Se plaignant de loyers impayés, le bailleur a fait délivrer un commandement de payer visant la clause résolutoire, par acte extrajudiciaire en date du 9 mai 2022, à la société Dr [I] [V], pour une somme de 93 657,52 euros en principal, au titre de l'arriéré locatif arrêté au 2 mai 2022.
Par acte extrajudiciaire du 1er août 2023, l'Académie des sciences morales et politiques a fait assigner la société Dr [I] [V] devant le juge des référés du tribunal judiciaire de Paris aux fins de :
constater et à défaut juger acquise à la date du 10 juin 2022 la clause résolutoire contractuelle par l'effet du commandement de payer signifié le 9 mai 2022 demeuré infructueux plus d'un mois après sa délivrance ;
ordonner en conséquence l'expulsion de la société Dr [I] [V] et de tous occupants de son chef des locaux loués dépendant de l'immeuble sis [Adresse 4]) avec le concours de la force publique et l'assistance d'un serrurier si besoin est ;
ordonner la séquestration des meubles et objets mobiliers se trouvant dans les lieux dans tel garde-meubles qu'il plaira au Juge des référés de choisir et ce aux frais, risques et périls de la société Dr [I] [V] ;
condamner la société Dr [I] [V] au paiement d'une indemnité d'occupation mensuelle fixée à la somme de 9 510,60 euros HT, taxes et charges en sus, à compter du 1 er août 2023 et jusqu'à complète libération des locaux, et à défaut, provisionnellement à la somme de 6 340,40 euros HT charges et taxes en sus ;
condamner la société Dr [I] [V] au paiement d'une somme provisionnelle de 131 617,51 euros HT, taxes et charges en sus ;
juger acquis le dépôt de garantie entre les mains de la bailleresse à titre de premiers dommages et intérêts, ainsi que les loyers payés d'avance ;
ordonner, en cas de non-respect de l'échéancier accordé, la révocation de la suspension des effets de la clause résolutoire et la déchéance du terme encourue avec toutes conséquences de droit dont l'expulsion de la société Dr [I] [V] et de tous occupants de son chef.

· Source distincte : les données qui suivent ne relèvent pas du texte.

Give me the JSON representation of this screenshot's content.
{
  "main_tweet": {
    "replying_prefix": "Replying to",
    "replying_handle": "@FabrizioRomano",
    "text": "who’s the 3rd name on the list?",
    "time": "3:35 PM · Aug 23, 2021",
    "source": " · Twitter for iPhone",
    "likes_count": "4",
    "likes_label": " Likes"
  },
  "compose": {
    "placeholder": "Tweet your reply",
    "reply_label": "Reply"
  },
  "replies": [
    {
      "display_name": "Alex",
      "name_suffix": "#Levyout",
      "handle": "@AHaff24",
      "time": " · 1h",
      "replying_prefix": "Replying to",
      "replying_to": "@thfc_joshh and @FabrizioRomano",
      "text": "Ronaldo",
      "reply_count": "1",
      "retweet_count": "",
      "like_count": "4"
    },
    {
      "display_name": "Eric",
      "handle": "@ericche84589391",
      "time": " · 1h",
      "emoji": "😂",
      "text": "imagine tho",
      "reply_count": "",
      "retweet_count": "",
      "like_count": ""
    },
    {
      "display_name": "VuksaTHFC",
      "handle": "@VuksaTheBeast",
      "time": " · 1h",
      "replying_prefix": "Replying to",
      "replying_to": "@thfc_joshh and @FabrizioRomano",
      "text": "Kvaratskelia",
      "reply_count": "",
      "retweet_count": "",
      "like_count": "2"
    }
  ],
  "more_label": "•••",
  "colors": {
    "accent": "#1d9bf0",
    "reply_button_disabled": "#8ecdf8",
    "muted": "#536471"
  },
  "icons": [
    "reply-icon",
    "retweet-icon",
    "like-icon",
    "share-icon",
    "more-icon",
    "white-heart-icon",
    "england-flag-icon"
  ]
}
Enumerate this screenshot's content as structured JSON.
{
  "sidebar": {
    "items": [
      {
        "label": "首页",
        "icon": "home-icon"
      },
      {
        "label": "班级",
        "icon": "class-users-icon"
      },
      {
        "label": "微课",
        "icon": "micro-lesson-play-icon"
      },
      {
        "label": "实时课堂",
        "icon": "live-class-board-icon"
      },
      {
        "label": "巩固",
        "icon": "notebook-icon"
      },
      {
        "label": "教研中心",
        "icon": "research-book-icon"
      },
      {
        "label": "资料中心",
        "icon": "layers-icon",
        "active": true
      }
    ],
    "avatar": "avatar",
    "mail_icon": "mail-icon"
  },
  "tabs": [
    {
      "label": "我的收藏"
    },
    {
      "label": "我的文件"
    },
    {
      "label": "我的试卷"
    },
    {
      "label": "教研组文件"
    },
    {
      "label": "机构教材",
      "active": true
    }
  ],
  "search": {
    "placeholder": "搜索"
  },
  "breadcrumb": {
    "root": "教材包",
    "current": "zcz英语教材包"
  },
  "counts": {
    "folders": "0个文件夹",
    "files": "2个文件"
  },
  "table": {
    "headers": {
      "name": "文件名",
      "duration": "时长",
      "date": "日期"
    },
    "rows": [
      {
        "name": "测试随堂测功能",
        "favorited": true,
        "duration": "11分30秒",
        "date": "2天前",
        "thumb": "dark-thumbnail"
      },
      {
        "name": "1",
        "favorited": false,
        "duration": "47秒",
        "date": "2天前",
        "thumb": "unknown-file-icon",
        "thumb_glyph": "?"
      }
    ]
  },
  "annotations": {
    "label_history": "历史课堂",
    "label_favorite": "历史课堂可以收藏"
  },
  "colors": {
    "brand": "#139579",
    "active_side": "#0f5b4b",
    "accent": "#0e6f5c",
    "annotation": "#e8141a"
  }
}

Par ordonnance contradictoire du 27 août 2024, le juge des référés du tribunal judiciaire de Paris a :
constaté l'acquisition de la clause résolutoire insérée au bail à la date du 9 juin 2022 à minuit;
dit n'y avoir lieu à référé sur la demande de suspension de l'effet de la clause résolutoire;
ordonné, à défaut de restitution volontaire des lieux dans le mois suivant la signification de l' ordonnance, l'expulsion de la société Dr [I] [V] et de tout occupant de sol chef des lieux situés au rez-de-chaussée de l'immeuble situé [Adresse 2] à [Localité 11] avec le concours, en tant que de besoin, de la force publique et d'un serrurier ;
rappelé que le sort des meubles trouvés sur place est régi par les dispositions des articles R.433-1 et suivants du code des procédures civiles d'exécution;
fixé à titre provisionnel l'indemnité d'occupation due par la société Dr [I] [V], à compter de la résiliation du bail du 10 juin 2022 et jusqu'à la libération effective des lieux par la remise des clés, à une somme mensuelle égale au montant mensualisé du loyer contractuel, outre les taxes, charges et accessoires ;
condamné par provision la société Dr [I] [V] à payer à l'Académie des sciences morales et politiques la somme de 197 838,37 euros à valoir sur les loyers, charges, accessoires et indemnités d'occupation arriérés arrêtés au 30 juin 2024 (2ème trimestre 2024 inclus), avec intérêts au taux légal à compter du commandement du 9 mai 2022 à hauteur de 93 657,52 euros, du commandement de payer du 15 septembre 2023 sur la somme de 18 856,81 euros et à compter de la décision pour le solde, ainsi que les indemnités d'occupation postérieures ;
débouté la société Dr [I] [V] de sa demande de délais de paiement ;
dit n'y avoir lieu à référé sur la demande formée au titre de la clause pénale relative à la conservation du dépôt de garantie et des loyers payés d'avance ;
dit n'y avoir lieu à référé sur la demande reconventionnelle tendant à voir accorder la suspension du paiement des loyers à compter de l'ordonnance à intervenir et jusqu'à la réalisation des travaux nécessaires à l'exploitation conforme et paisible du local.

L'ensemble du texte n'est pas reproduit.